Updates, 5/22: Scott Foundas in the first Film Comment roundtable: “Some people have been comparing it to Dino Risi or Vittorio De Sica, all of which is completely out of proportion with what the movie actually is. I also personally feel it makes you think a lot of Amores Perros, which did the same kind of thing for Mexico but with much more skill and much more complexity. I mean, this movie, by the time it got around to the fourth episode, I just felt exhausted by it.” FC editor Gavin Smith: “It’s interesting that you say that because I was sitting next to you and you were laughing heartily. Though I fundamentally agree with you—it’s flashy, skillful filmmaking, but I think it’s very superficial, and by the end it really lost me.”

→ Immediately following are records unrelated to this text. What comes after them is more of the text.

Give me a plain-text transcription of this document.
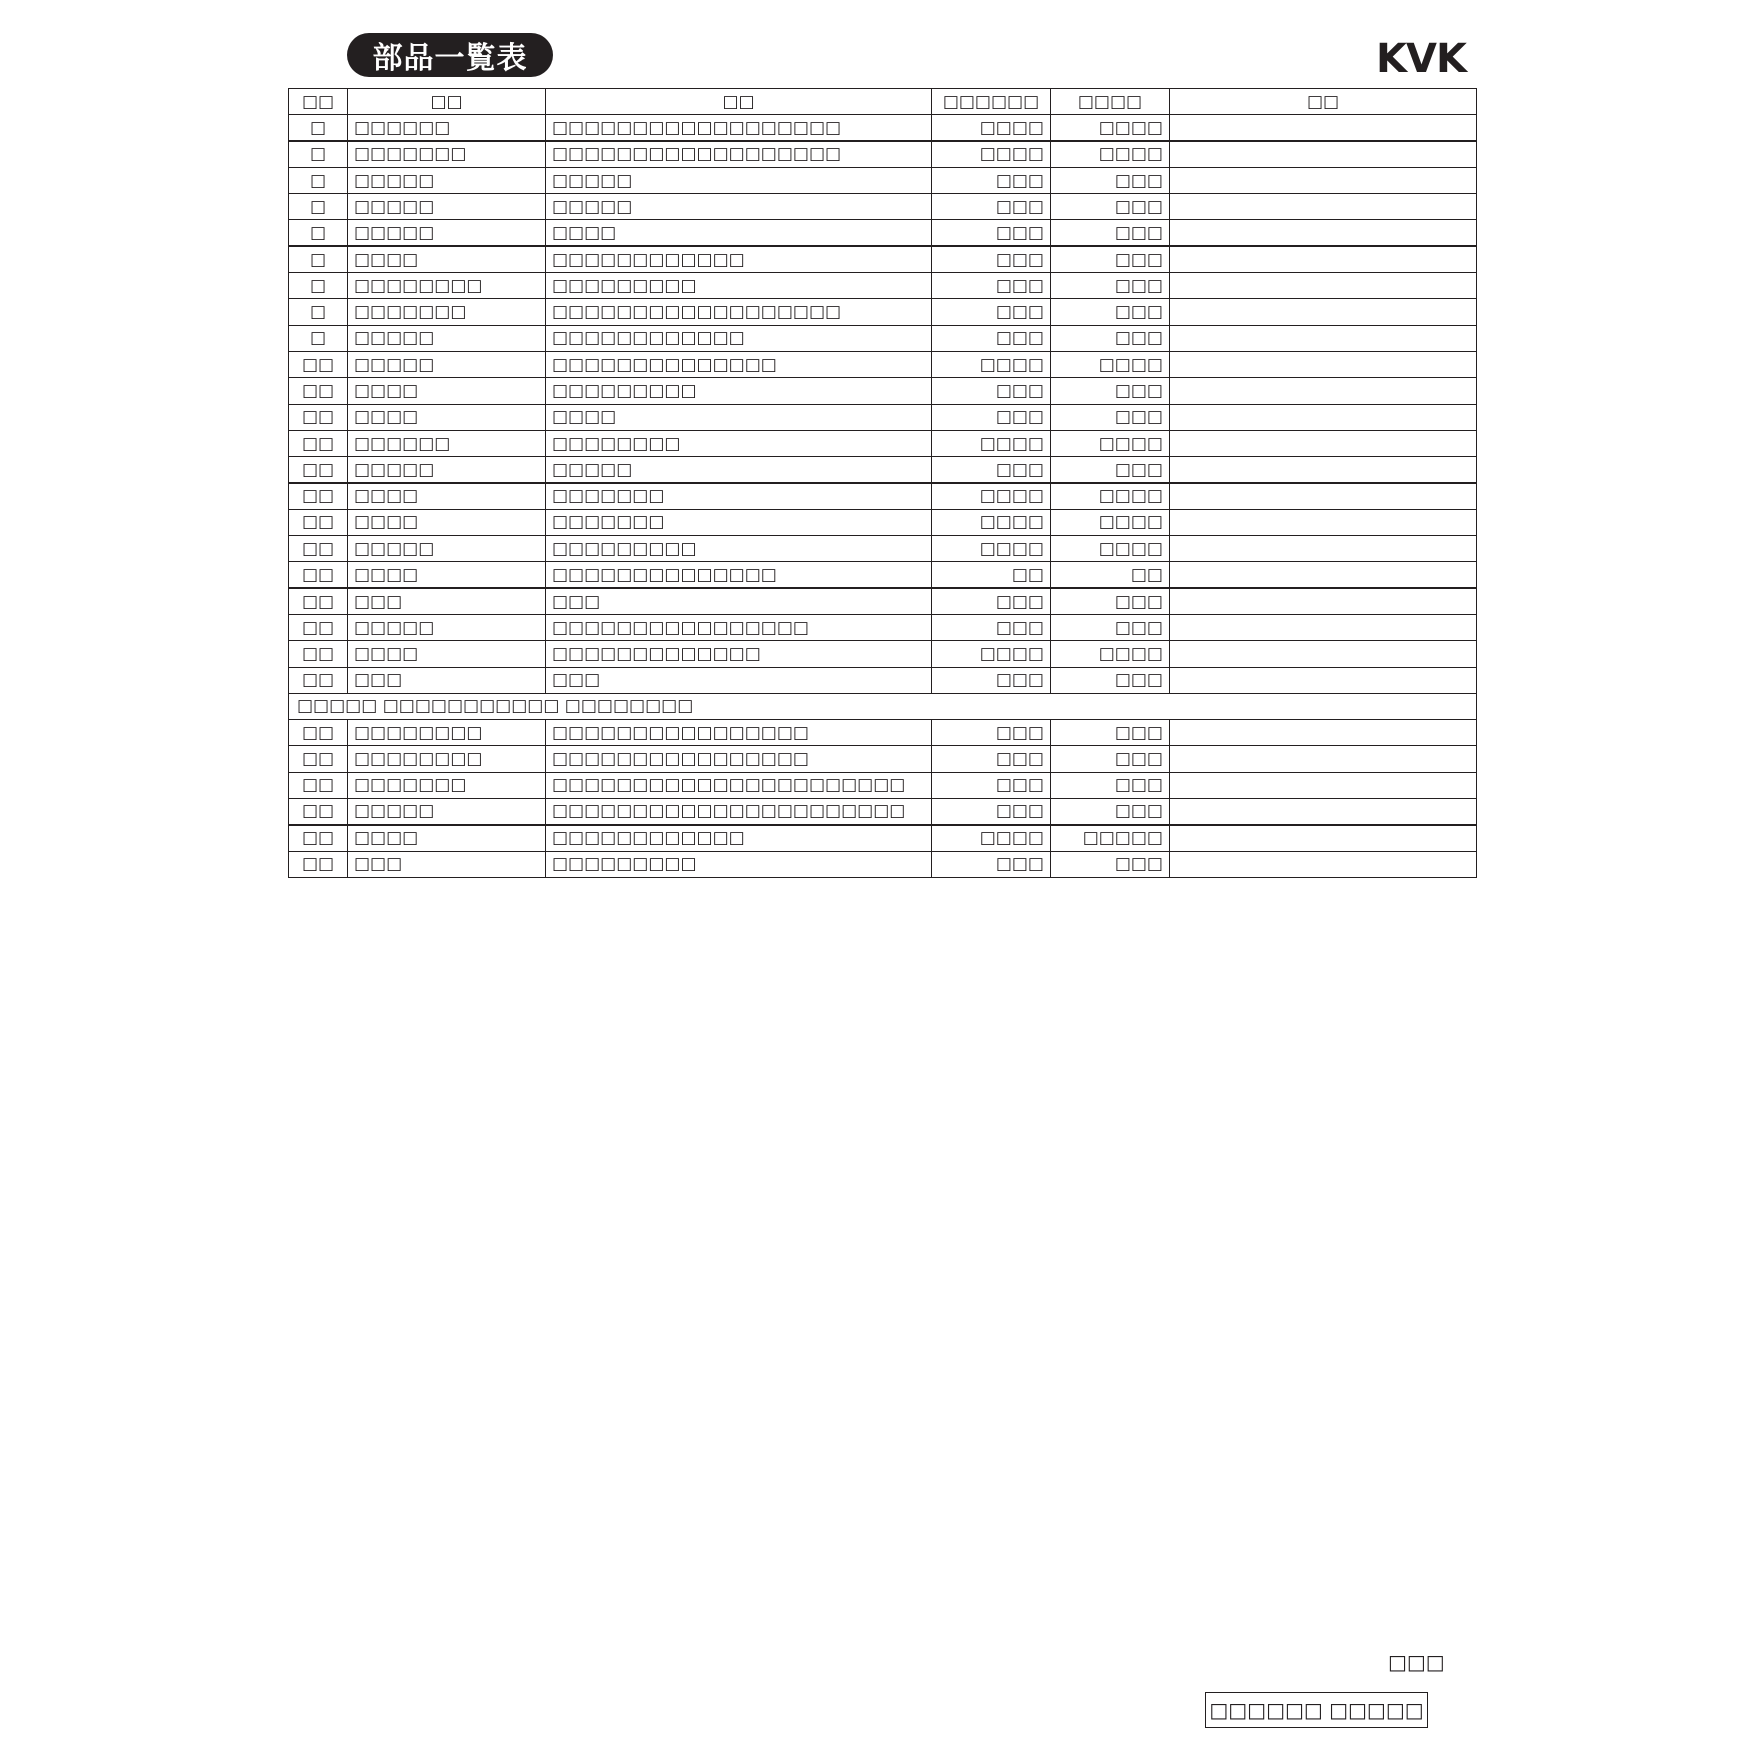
部品一覧表	KVK
□□	□□	□□	□□□□□□	□□□□	□□
□	□□□□□□	□□□□□□□□□□□□□□□□□□	□□□□	□□□□	
□	□□□□□□□	□□□□□□□□□□□□□□□□□□	□□□□	□□□□	
□	□□□□□	□□□□□	□□□	□□□	
□	□□□□□	□□□□□	□□□	□□□	
□	□□□□□	□□□□	□□□	□□□	
□	□□□□	□□□□□□□□□□□□	□□□	□□□	
□	□□□□□□□□	□□□□□□□□□	□□□	□□□	
□	□□□□□□□	□□□□□□□□□□□□□□□□□□	□□□	□□□	
□	□□□□□	□□□□□□□□□□□□	□□□	□□□	
□□	□□□□□	□□□□□□□□□□□□□□	□□□□	□□□□	
□□	□□□□	□□□□□□□□□	□□□	□□□	
□□	□□□□	□□□□	□□□	□□□	
□□	□□□□□□	□□□□□□□□	□□□□	□□□□	
□□	□□□□□	□□□□□	□□□	□□□	
□□	□□□□	□□□□□□□	□□□□	□□□□	
□□	□□□□	□□□□□□□	□□□□	□□□□	
□□	□□□□□	□□□□□□□□□	□□□□	□□□□	
□□	□□□□	□□□□□□□□□□□□□□	□□	□□	
□□	□□□	□□□	□□□	□□□	
□□	□□□□□	□□□□□□□□□□□□□□□□	□□□	□□□	
□□	□□□□	□□□□□□□□□□□□□	□□□□	□□□□	
□□	□□□	□□□	□□□	□□□	
□□□□□ □□□□□□□□□□□ □□□□□□□□					
□□	□□□□□□□□	□□□□□□□□□□□□□□□□	□□□	□□□	
□□	□□□□□□□□	□□□□□□□□□□□□□□□□	□□□	□□□	
□□	□□□□□□□	□□□□□□□□□□□□□□□□□□□□□□	□□□	□□□	
□□	□□□□□	□□□□□□□□□□□□□□□□□□□□□□	□□□	□□□	
□□	□□□□	□□□□□□□□□□□□	□□□□	□□□□□	
□□	□□□	□□□□□□□□□	□□□	□□□	
□□□
□□□□□□ □□□□□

“The biggest problem with Wild Tales is that Szifrón never pushes [the film’s] elements into truly transgressive territory, content as he is to resolve matters in tidy and, more often than not, conservative fashion,” writes Budd Wilkins at the House Next Door. “As in the episode with the engineer turned terrorist, where restitution of the family unit supersedes revolutionary politics, it’s clear that Szifrón lacks Almodóvar’s truly confrontational sensibility.”
Update, 5/23: These stories “are smart, tart, beautifully performed mini-epics of grievance escalating to a kind of sanctified madness,” writes Mary Corliss for Time. “Wild Tales deserves Cannes’ Screenplay prize, and your delighted patronage when Sony Pictures Classics opens this in the U.S.”